Different algorithms may be suitable for different datasets and experimental conditions. Usually, fedavg performs well, but one can try other algorithms when the training meets a bottleneck.

fedavg

fedavg [fedavg] is the base of the other algorithms, which can be described as follows:

input: number of parties \(P\), global epoch \(T\), local epoch \(E\), loss function, optimizer

output: Single global model \(M^T\)

server executes:

for \(t=0,1,...,T-1\) do

broadcast \(M^t\) to all clients

for \(i=0,1,...,P-1\) in parallel do

conduct local training, upload local model \(m^i\) and aggregation weight \(w^i\)

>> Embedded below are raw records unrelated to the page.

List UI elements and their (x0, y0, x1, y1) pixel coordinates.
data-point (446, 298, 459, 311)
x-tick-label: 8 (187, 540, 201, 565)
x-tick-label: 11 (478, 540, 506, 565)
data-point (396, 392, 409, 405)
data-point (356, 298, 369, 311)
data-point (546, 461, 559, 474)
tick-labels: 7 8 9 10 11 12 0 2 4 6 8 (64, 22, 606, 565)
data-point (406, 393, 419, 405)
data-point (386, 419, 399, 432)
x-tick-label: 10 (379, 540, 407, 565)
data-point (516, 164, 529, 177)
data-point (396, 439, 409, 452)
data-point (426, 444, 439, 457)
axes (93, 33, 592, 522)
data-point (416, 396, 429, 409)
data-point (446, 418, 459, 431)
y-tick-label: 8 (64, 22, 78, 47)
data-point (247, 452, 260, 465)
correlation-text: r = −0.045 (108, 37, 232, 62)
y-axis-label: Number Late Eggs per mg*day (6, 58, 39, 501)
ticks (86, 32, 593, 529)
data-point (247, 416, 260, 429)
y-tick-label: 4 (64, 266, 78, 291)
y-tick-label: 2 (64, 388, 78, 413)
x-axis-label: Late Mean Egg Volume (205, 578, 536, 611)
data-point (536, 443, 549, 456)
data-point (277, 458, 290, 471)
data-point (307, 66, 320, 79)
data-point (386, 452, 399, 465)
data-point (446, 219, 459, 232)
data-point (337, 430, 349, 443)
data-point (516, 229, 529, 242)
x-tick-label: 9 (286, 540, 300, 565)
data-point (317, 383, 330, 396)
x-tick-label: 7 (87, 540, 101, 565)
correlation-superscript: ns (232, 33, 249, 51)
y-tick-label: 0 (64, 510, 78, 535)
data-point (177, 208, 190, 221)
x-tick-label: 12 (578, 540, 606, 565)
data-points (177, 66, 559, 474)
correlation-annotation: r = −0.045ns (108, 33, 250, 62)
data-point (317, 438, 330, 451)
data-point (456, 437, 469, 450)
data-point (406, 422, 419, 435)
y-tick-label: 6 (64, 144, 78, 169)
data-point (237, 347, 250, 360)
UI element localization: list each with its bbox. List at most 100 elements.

\(M^{t+1} \leftarrow \frac{\sum_iw^im^i}{\sum_iw^i}\)

return \(M^T\)

party executes:

\(m^i \leftarrow M^t\)

for epoch \(k=0,1,...,E-1\) do

for each batch do

update parameters according to the loss function and optimizer

calculate the aggregation weight \(w^i\)

return \(m^i\) and \(w^i\) to the server

In the prototype of fedavg, the optimizer is stochastic gradient descent(SGD), and the aggregation weight \(w^i\) is equal to the number of local batches. XFL provides a more powerful and flexible configuration mode. XFL admits arbitrary optimizer such as Adam, and users can freely change the definition of aggregation weights.

fedprox

fedprox [fedprox] is implemented based on fedavg, which may improve the training performance when the data is non-IID. For arbitrary loss function \(L\), fedprox automatically adds a regularizer \(\frac{\mu}{2}||m^i-M^t||^2\). Therefore, the actual loss function becomes \(L + \frac{\mu}{2}||m^i-M^t||^2\). \(\mu\) is a hyperparameter needs to be given, just like

"type": "fedprox",
"mu": 1,

scaffold

scaffold [scaffold] is implemented based on fedavg, which may improve the training performance when the data is non-IID. scaffold calls its own optimizer, hence any other input optimizer will be ignored.

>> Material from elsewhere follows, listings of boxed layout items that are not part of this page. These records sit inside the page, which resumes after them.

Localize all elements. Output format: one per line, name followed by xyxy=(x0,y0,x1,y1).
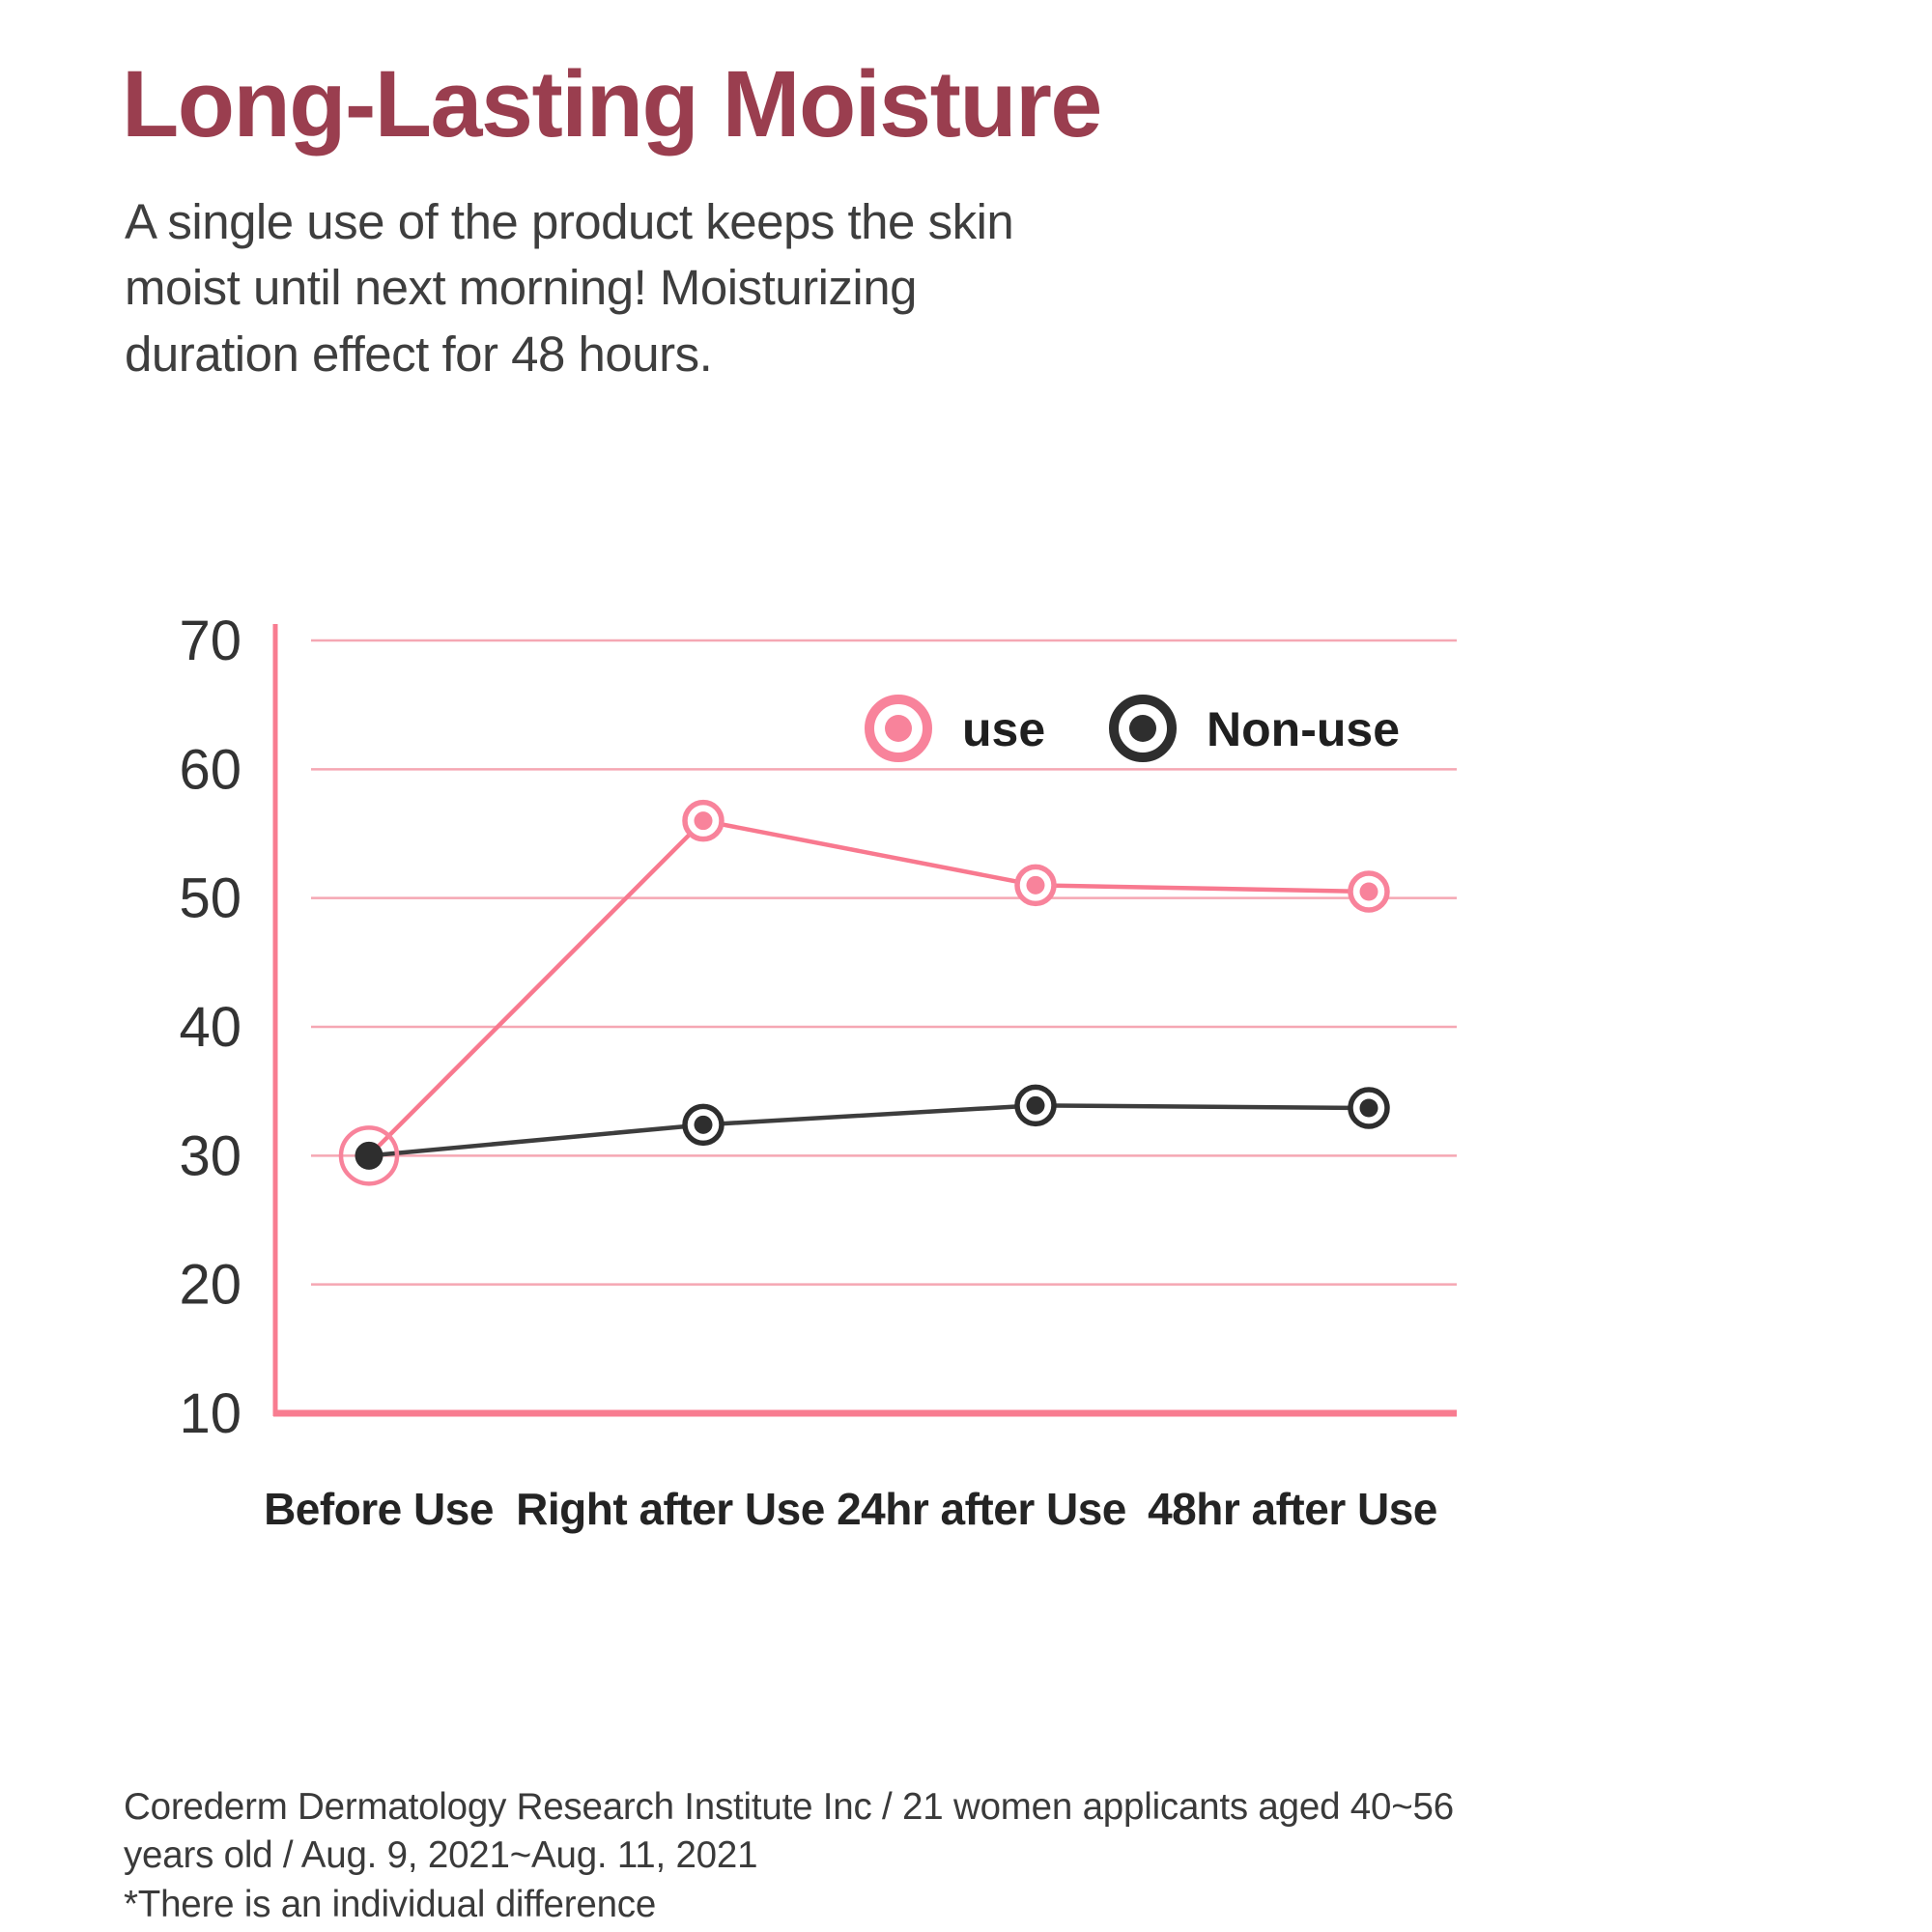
subtitle: A single use of the product keeps the sk… xyxy=(125,189,1014,387)
y-tick-label-30: 30 xyxy=(179,1124,242,1187)
legend-label-non-use: Non-use xyxy=(1207,702,1400,756)
x-category-label: Right after Use xyxy=(516,1484,825,1534)
y-tick-label-60: 60 xyxy=(179,738,242,801)
legend-label-use: use xyxy=(962,702,1045,756)
y-tick-label-50: 50 xyxy=(179,867,242,930)
data-point-dot-use xyxy=(694,811,713,831)
x-category-label: 48hr after Use xyxy=(1148,1484,1437,1534)
data-point-non-use xyxy=(355,1141,384,1170)
y-tick-label-20: 20 xyxy=(179,1254,242,1317)
data-point-dot-non-use xyxy=(1026,1095,1045,1115)
y-tick-label-70: 70 xyxy=(179,610,242,672)
y-tick-label-40: 40 xyxy=(179,996,242,1059)
disclaimer-line: *There is an individual difference xyxy=(124,1883,657,1925)
source-line-2: years old / Aug. 9, 2021~Aug. 11, 2021 xyxy=(124,1834,758,1877)
data-point-dot-use xyxy=(1026,875,1045,895)
source-line-1: Corederm Dermatology Research Institute … xyxy=(124,1786,1454,1828)
subtitle-line-3: duration effect for 48 hours. xyxy=(125,326,713,382)
series-line-use xyxy=(367,818,1370,1157)
x-category-label: Before Use xyxy=(264,1484,494,1534)
legend-marker-dot-use xyxy=(885,715,912,742)
series-line-non-use xyxy=(368,1103,1370,1158)
subtitle-line-1: A single use of the product keeps the sk… xyxy=(125,194,1014,249)
source-footnote: Corederm Dermatology Research Institute … xyxy=(124,1783,1454,1929)
legend-marker-dot-non-use xyxy=(1129,715,1156,742)
y-tick-label-10: 10 xyxy=(179,1382,242,1445)
subtitle-line-2: moist until next morning! Moisturizing xyxy=(125,260,918,316)
page-title: Long-Lasting Moisture xyxy=(122,51,1102,156)
data-point-dot-use xyxy=(1359,882,1378,901)
data-point-dot-non-use xyxy=(1359,1098,1378,1118)
data-point-dot-non-use xyxy=(694,1115,713,1134)
data-point-ring-use xyxy=(338,1125,400,1186)
x-category-label: 24hr after Use xyxy=(837,1484,1126,1534)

fedavg: McMahan B., Moore E., Ramage D. et al, Communication-Efficient Learning of Deep Networks from Decentralized Data. In Proceedings of AISTATS, pp. 1273-1282, 2017.
fedprox: Li T., Sahu A. K., Zaheer M. et al. Federated optimization in heterogeneous networks. In MLSys, 2020.
scaffold: Karimireddy S. P., Kale S., Mohri M. et al. SCAFFOLD: Stochastic controlled averaging for on-device federated learning. In Proceedings of the 37th International Conference on Machine Learning. PMLR, 2020.